Que me disculpen los capitalinos de pura cepa (haberlos, haylos), así como los lectores frecuentes de esta columna sobre el Distrito Federal, porque en esta ocasión quiero hablar de la ciudad natal del amigo de Benito Juárez que se gastó su dinero en Europa intentando convencer a todo el mundo de que por favor no nos manden a Maximiliano y en cuya casa de la infancia me invitaron a presentar un libro en una librería que se inauguraba.
En la exresidencia medio barroca y medio neoclásica de Jesús Terán pude ver a mi papá, algunos compañeros de la prepa y colegas de la carrera, el doctor Alfonso Pérez Romo (prohombre local de la medicina y otras disciplinas), la amiga con la que tuve un programa de radio en el siglo XX, el profesor de inglés que me inspiró el gusto por cierto pop español: el tout Aguascalientes cultural de hace diecitantos años y de ahora.
Me gustó ver la Casa Terán así de remodeladita después de la explosión de 2012, y sin embargo la gente fume que fume, igual que en el Yambak, a donde nos fuimos de fiesta una vez terminado el evento.
Al momento de atravesar el zaguán del bar viajé momentáneamente hacia un precámbrico sin Internet ni libertades, cuando el de la voz tenía que llegar a casa de sus papás a más tardar a las dos de la mañana porque “un muchachito decente nada tiene que hacer en la calle de madrugada” (y al de la voz le consta).
Yo amo Aguascalientes, ciudad que se quedó dormida en lo peor de los 1990 y lo mejor de los 1890, con sus Costcos y templos de San Antonio, centros comerciales para coches y arquitecturas de cantera amarilla, quinceañeras acaudaladas y Anitas Brenner, fraccionamientos “de lujo” y baños termales de Ojocaliente. Por eso, en caso de tener la oportunidad, me atrevería a sugerirle a sus gobernantes que no se reborujen: que se acuerden por ejemplo de los viñedos y se olviden de una vez de tanta planta automotriz que se acaba el agua y le falta el respeto al bienestar de los aguascalentenses con esos sueldos de miseria.
Y que vayan a la librería del otro día. Y que se vuelva a sembrar, a deshilar, y que regresen los tapancos a la Feria de San Marcos, con sus personajes populares y elegantes como de Saturnino Herrán, de Jaime Humberto Hermosillo, del Tercer Anillo para allá.
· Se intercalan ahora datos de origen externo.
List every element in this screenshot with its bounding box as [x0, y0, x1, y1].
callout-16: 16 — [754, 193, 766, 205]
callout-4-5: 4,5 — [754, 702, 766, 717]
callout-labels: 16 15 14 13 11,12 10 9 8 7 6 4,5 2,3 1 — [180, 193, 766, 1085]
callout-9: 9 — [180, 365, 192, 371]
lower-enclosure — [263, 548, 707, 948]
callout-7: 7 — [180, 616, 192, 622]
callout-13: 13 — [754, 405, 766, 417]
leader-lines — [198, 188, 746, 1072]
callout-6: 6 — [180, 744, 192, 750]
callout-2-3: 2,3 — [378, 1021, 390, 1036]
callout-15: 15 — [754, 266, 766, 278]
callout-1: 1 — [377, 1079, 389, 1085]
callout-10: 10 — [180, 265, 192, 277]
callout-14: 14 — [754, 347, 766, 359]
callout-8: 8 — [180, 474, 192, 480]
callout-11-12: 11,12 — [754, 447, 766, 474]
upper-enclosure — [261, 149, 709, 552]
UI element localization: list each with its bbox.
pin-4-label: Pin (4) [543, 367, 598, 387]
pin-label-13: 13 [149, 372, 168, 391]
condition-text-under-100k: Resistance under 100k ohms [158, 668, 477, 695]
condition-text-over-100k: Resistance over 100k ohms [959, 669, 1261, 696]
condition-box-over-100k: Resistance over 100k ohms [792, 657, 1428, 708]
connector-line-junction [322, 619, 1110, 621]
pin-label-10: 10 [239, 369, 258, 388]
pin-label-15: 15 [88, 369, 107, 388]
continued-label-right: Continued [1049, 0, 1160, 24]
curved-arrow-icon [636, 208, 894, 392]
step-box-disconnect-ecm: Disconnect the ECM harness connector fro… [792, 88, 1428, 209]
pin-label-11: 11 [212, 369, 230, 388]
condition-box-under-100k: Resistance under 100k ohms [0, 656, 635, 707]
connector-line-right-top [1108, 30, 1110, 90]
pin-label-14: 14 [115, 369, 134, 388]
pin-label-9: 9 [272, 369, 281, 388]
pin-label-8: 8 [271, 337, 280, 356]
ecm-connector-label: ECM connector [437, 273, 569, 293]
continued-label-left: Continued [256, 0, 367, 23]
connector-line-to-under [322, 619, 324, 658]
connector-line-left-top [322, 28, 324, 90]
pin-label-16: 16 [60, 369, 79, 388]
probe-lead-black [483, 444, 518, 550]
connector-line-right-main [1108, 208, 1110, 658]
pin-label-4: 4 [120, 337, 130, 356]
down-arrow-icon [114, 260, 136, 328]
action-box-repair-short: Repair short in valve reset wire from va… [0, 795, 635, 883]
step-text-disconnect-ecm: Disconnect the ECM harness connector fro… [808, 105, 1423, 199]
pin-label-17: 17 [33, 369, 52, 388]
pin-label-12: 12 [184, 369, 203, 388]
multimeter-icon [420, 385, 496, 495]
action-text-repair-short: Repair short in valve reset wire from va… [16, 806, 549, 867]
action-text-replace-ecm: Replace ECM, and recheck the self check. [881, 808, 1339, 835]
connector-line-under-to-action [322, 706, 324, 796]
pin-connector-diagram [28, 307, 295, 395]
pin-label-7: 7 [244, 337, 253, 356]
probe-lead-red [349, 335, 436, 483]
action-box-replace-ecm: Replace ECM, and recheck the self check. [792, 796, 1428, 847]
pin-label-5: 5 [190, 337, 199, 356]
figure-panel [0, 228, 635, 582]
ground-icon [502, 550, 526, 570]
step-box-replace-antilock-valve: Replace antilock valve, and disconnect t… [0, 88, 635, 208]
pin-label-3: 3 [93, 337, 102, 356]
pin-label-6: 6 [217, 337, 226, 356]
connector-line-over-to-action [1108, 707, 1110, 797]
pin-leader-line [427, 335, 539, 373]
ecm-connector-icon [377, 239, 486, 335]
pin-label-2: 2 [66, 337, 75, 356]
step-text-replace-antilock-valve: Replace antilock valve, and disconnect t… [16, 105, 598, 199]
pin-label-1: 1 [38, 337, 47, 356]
Igualmente me atrevo a recomendar al defeño que no conozca Aguascalientes que se dé una vuelta por esa capital semidesértica que huele a sol y sabe a mezquite y tripa crujiente. Que visite su hermosa universidad, el camarín de la virgen de San Diego, los municipios medio abandonados, el museo de José Guadalupe Posada en el limpio barrio del Encino, la terraza del Hostal Posada y por supuesto la Casa Terán. Y se pierda en sus atardeceres que sólo pueden anunciar un futuro más digno.